Young had joined the Met in 1987, while Gelsthorpe had joined in 1991.

Ex-police private eyes jailed

Gelsthorpe left the police in 1996, but Young carried on a double life from the time of AIS’s creation in 1999.

“It was about that time that Jeremy Young started a pattern of going sick from the Met. Stress, anxiety, sometimes back pain. He would come back for a while and then go off sick again,” Det Insp Hyland said.

“In total, we worked out he had taken 1,640 sick days in five years.”

Young denied running AIS right up until the day of his trial when he changed his plea.

In mitigation, his barrister, Alun Jones QC, insisted he had been “a valued member of the Metropolitan Police force” until an accident in 1996 which left him with depression.

Two of Young’s former colleagues told the trial he had once been a “proactive” and “keen” officer who was a “very good thief-taker”, but whose character had changed utterly.

Abandoned vehicles

The activities going on in Staffordshire were also discovered indirectly from information on AIS’s computers.

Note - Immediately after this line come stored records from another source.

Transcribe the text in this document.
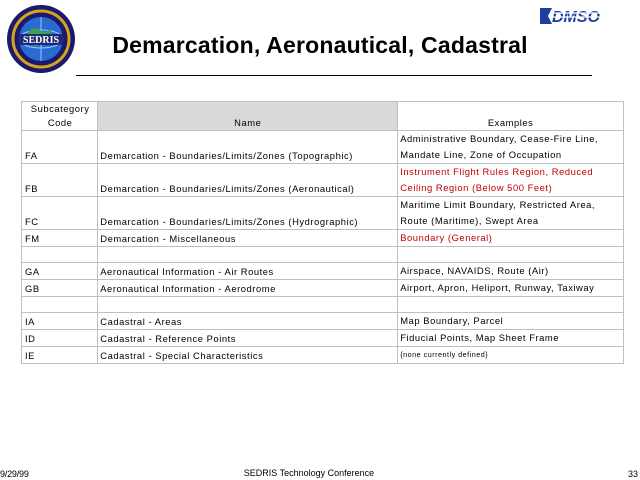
SEDRIS
DMSO
Demarcation, Aeronautical, Cadastral
Subcategory
Code	Name	Examples
FA	Demarcation - Boundaries/Limits/Zones (Topographic)	Administrative Boundary, Cease-Fire Line,
Mandate Line, Zone of Occupation

FB	Demarcation - Boundaries/Limits/Zones (Aeronautical)	Instrument Flight Rules Region, Reduced
Ceiling Region (Below 500 Feet)

FC	Demarcation - Boundaries/Limits/Zones (Hydrographic)	Maritime Limit Boundary, Restricted Area,
Route (Maritime), Swept Area

FM	Demarcation - Miscellaneous	Boundary (General)

GA	Aeronautical Information - Air Routes	Airspace, NAVAIDS, Route (Air)

GB	Aeronautical Information - Aerodrome	Airport, Apron, Heliport, Runway, Taxiway

IA	Cadastral - Areas	Map Boundary, Parcel

ID	Cadastral - Reference Points	Fiducial Points, Map Sheet Frame

IE	Cadastral - Special Characteristics	{none currently defined}
9/29/99	SEDRIS Technology Conference	33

Police found that Matthews was abusing his position as supervisor of the call-handling centre and member of the steering committee which managed use of the police national computer (PNC).

Matthews had joined the police in 1975 and his counsel Brian Dean said he had an otherwise “impeccable” record, even being commended for tackling “a deranged man with a knife”.

Yet he used his job to hide his illegal activities.

He was supposed to oversee legitimate checks on the ownership of abandoned vehicles, but on 128 occasions when he was checking the PNC, he was also on the phone to a private detective agency called Brian Harrison Investigations (BHI) in Stoke-on-Trent.

On 87 occasions, Matthews was checking vehicles for BHI, but on inspection, police saw they included Bentleys, Mercedes and even a car with British Services plates - not abandoned wrecks.

The rest of the checks - 41 in all - were on individual people.

All of this information was going to Wood and Flanagan who ran BHI.

Commendations

Wood had served in the police for more than 30 years from 1961 to 1993, and was a former colleague and close friend of Matthews.

He too had been commended several times, once for his involvement in the Carl Bridgewater appeal which saw two men cleared after wrongly serving 18 years for murder.

According to his counsel Ian Bridge, “he has an absolutely first class record of contribution to society in general”, yet he too broke the law.

Prosecutor Miranda Moore QC told Southwark Crown Court that as serving and former police officers all three “could be under no illusion” as to the seriousness of their actions.

But Mr Bridge said his client had joined the police force before data protection was taken seriously.

He played down the severity of the crime saying: “There are no victims who reported a crime. No harm was done to any individual.”

But Det Insp Hyland was clear: “The public expect to have faith in the police and expect the police to respect the information they hold, so to sell it or pass it on without a lawful reason is totally unacceptable.”

Matthews, Wood and Flanagan and were convicted of misconduct in a public office and received 14, 10 and three month sentences respectively.